A year removed from vanquishing HD DVD, Blu-ray DVDs are finally getting some retail respect. At least, so says a forecast from market research firm FutureSource Consulting. The UK based firm released a prediction (PDF) this week saying consumers will buy more than 100m high definition Blu-ray discs across the U.S., Western Europe and Japan in 2009. The company expects 80 million units to sell in the U.S. alone.
A large part of the growth is attributed to decreasing prices for both Blu-ray hardware and the discs themselves. Another lesser reason, FutureSource explains, was preparatory overproduction in 2008. To “fill the channel” and “enable retailers to build their in-store displays,” the industry produced more than 200m discs in 2008 despite only selling 36m. Retailers are now ready for a more aggressive sales push.
Blu-ray “has moved from early adopter phase through to early majority” in the U.S., said Mai Hoang, a sr. analyst at FutureSource. The company predicts by 2012, 50% of U.S. DVD sales will be Blu-ray.
Some critics are skeptical of these near term numbers. They think the economy – both by pinching consumer spending and by restraining the funds available for big budget movie production – will slow Blu-ray’s adoption.
There are others who question the longer term cycle and speculate that, consequence of evolving digital delivery technologies, Blu-ray’s fall could be as rapid as its ascent.
All things considered, it’s a tea-leaf reading game. But logic and insider knowledge, at least with regard to Blu-ray’s longevity, if not FutureSource’s 2009 numbers, is on the side of Futuresource. The biggest reason is simple: economics. DVDs remain one of movie studios’ largest revenue generators. Until streaming and VOD services can offer a comparable windfall, content owners are apt to temper the pace of new technologies’ arrival by wielding the weapons imbued in the power of their licensing contracts.
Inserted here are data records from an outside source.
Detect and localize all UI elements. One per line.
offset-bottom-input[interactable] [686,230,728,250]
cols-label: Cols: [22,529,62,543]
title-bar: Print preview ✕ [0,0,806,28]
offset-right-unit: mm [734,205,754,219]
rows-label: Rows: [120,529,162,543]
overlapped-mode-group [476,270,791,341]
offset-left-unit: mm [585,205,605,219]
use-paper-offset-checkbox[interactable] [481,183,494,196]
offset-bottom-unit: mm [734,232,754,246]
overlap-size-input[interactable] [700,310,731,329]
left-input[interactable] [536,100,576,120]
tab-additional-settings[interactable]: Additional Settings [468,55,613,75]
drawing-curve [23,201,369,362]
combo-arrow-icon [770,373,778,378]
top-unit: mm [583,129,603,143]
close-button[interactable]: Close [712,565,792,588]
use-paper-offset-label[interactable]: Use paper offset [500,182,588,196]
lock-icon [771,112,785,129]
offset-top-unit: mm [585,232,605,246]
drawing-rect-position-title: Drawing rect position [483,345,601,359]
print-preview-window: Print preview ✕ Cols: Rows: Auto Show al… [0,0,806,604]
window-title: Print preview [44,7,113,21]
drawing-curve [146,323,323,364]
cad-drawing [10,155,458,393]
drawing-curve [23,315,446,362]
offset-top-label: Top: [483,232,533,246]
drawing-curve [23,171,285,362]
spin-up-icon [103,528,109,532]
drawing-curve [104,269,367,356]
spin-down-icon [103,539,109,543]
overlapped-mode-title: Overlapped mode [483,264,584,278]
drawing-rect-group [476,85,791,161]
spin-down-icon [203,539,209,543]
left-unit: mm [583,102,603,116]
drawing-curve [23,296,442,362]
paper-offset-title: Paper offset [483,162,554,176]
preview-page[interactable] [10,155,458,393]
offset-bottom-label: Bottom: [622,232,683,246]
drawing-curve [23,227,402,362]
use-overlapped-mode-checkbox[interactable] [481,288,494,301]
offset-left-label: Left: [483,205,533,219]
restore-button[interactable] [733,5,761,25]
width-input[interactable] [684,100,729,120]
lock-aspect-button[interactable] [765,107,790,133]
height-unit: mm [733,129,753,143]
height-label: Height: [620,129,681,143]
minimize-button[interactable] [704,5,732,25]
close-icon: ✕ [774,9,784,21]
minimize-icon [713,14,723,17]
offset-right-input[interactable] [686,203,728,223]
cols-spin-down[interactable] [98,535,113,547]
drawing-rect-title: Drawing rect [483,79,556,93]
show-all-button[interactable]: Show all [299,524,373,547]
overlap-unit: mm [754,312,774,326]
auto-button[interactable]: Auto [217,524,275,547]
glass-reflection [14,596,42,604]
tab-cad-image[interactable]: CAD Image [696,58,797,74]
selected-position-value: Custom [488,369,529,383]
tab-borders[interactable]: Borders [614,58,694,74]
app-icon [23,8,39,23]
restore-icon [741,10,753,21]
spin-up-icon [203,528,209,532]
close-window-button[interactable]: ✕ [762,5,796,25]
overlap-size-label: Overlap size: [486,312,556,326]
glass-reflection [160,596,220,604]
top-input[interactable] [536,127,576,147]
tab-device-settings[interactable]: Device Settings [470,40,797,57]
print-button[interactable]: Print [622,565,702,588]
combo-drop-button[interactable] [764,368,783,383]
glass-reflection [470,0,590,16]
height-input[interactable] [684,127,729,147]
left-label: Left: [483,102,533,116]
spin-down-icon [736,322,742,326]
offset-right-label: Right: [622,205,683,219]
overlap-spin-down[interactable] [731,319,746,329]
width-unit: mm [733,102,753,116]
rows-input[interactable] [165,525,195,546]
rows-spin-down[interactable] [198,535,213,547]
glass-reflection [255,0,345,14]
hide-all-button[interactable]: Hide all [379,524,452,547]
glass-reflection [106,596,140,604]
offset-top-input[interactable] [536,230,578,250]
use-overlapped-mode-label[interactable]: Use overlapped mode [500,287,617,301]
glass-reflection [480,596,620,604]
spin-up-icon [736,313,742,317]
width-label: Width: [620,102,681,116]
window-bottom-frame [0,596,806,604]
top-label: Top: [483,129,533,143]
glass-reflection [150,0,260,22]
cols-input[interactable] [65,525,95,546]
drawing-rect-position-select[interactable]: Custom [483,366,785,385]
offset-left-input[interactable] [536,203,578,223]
Simply put, they’ll limit alternative access to their programming and milk the profits out of Blu-ray until a better money maker is proven out.
Helping out from the other side of the equation is the nature of consumer viewing habits. There, it’s ease and ubiquity that drive major parts of purchase decision making. Until the time comes that digital delivery technologies are more accessible and convenient, mainstream consumers are more likely to favor striking a balance between packaged goods purchases and digital experimentations.
As Netflix Chief Content Officer Ted Sarandos put it in a Wednesday presentation at the Goldman Sachs Technology and Internet conference, with DVDs “because it looks like a CD, there’s a natural inclination to attribute the properties of the music business to the movie business. In fact, the consumer interaction with [a DVD] is quite different.”
For a DVD, or any packaged media, to be displaced by digital, something better has to come alone. With music, Sarandos says, that clearly happened but it’s not so with DVDs, yet: “an MP3 purchase from iTunes is portable enough to listen to where you listen to music. But today a file or a stream is not as portable as a DVD is. When our subscribers rent a disc, the disc we send them through the mail they can watch everywhere they watch movies. In the car. At the weekend house. In the bedroom. Anywhere they go. And when you transact electronically, you’re still rather limited to where you can consume it.”
DVDs are still the most convenient format for personal viewing of videos. Until that changes they’re not in danger of extinction.
Market data put out by NPD earlier this year seems to echo that sentiment too. In its Entertainment Trends in America report, the research firm asked people how they watched movies over the past three months. 67% responded that they watched a DVD they owned themselves. 50% said they watched a rental disc. Only 2% paid for a digital video download.
The same study also found that 41% of consumer movie budgets were spent on DVD purchases and 29% on rentals. 18% was spent at the box office on movie tickets but only .5% was spent on digital formats over the Internet. $8 out of every $10 dollars spent on movies went to DVDs NPD found.
While the NPD survey only looked at data in the short term, it was clear digital delivery isn’t close threatening DVD sales today.
So Blu-ray…100m discs in 2009? Maybe, maybe not. That depends on the crystal ball you look at. But still relevant in 2013, even 2015? …most likely.
Anecdotally, Netflix’ Sarandos added further support to Blu-ray growth projections with remarks that his company will likely see more than 1 million Blu-ray subscribers by year end – a sign that consumer take up on Blu-ray hardware is accelerating.
Netflix is also forecasting its DVD shipments will continue grow over the next five to ten years (Sarandos didn’t specify DVD format). Amazon’s success with CD sales was cited an example. Amazon, Sarandos said, shipped more CD’s in 2008 than it did in 2007 despite the general decline of the CD. “The internet is growing faster than the music business is cratering” he explained, “the ease and comfort of transacting business online will continue to grow for mainstream consumers and it will grow faster than packaged media will decline.” – So from the perspective of Netflix, a business built around DVDs and with its hands well into digital delivery was well – the runway for Blu-ray would appear to be long.